Тонкие губы Ганштайна сами собой расплылись в улыбке, а в глазах, как недавно у Вика, загорелись огоньки. Только бирюзовые и гораздо, гораздо слабее.
Взяв себя в руки, лавочник потянулся к карману за пополнением партии ядер. И резко изменился в лице.
Дрожащими руками отставив шкатулку с ядрами, он еще раз проверил карман. Хлопал его под разными углами, рассматривал через очки и даже нюхал. Пока не пришлось признать, что карман был пуст.
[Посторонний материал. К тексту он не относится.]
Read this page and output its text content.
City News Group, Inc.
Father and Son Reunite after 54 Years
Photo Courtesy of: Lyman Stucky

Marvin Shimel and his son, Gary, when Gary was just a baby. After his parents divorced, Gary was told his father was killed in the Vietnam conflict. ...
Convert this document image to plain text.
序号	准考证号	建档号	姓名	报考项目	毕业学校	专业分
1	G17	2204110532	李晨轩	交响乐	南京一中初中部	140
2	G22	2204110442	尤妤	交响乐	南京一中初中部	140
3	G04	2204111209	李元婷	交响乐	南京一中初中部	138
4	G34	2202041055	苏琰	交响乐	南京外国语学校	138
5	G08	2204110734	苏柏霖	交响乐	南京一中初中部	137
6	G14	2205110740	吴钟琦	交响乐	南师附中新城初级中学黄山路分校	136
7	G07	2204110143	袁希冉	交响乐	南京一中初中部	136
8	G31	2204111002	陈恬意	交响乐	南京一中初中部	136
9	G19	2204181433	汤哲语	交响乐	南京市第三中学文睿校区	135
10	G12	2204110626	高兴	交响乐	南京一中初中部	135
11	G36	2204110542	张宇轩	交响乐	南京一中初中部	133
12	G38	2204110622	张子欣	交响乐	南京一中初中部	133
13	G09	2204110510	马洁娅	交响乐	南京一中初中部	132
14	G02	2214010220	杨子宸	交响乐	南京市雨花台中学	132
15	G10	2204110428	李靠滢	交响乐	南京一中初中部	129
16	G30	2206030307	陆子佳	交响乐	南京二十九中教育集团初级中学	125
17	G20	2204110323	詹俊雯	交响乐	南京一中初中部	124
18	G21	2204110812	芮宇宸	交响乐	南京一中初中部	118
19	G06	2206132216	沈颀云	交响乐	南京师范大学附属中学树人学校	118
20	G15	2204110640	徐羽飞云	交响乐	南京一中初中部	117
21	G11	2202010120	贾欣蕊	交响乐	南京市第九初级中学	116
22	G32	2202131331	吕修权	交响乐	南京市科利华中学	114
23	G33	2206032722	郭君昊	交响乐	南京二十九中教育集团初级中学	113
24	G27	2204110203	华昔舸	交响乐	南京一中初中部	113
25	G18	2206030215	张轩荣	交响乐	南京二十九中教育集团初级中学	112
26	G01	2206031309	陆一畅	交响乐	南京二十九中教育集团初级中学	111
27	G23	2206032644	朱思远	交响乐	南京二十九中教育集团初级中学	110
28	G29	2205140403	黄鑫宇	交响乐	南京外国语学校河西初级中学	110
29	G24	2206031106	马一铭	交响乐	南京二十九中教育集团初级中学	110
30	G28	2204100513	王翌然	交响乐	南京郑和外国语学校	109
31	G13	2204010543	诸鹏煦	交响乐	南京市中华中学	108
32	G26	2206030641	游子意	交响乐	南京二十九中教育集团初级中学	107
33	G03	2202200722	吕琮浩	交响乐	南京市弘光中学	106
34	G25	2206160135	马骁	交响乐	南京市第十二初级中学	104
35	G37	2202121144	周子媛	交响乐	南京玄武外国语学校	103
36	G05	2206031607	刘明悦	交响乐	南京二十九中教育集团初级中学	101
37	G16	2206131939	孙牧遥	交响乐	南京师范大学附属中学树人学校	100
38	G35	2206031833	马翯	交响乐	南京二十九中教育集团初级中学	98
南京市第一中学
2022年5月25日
Если бы кто-то в тот момент проходил мимо лавки Якова Ганштайна, он бы услышал пугающий рев:
— НЕНАВИЖУ ДЕТЕЙ!
***
Лили, прошмыгнув под боком Вика, выскочила вперед и победоносно воскликнула:
— Смотри, что у меня есть! — на ее вытянутых запястьях красовались две пары начищенных до блеска бронзовых браслетов.
Вик подумал, что это больно сильно похоже на что-то, вроде втулок или катушек. Но девочку это нисколько не смущало. Так почему должно его?
— Тебе идет, — хмыкнул он.
Маленькая воровка засияла лучиком утреннего солнца и вдруг отбежала вперед.
— Братик, смотри!
Вытянув руки в сторону, Лили встала в странную позу.
Вик собрался было одернуть ее, но так и замер на месте, не в силах выдавить и слово.
Сверкнули браслеты на девичьих запястьях. В тот же миг Лили исполнила изящную волну руками.
Затем качнула бедрами и грациозно развернулась на мысках. Взмыла в воздух ее белоснежная косичка, а следом легла ей на грудь, когда девочка, поджав одну ногу, изогнулась дугой.
Вновь сверкнула бронза на запястьях.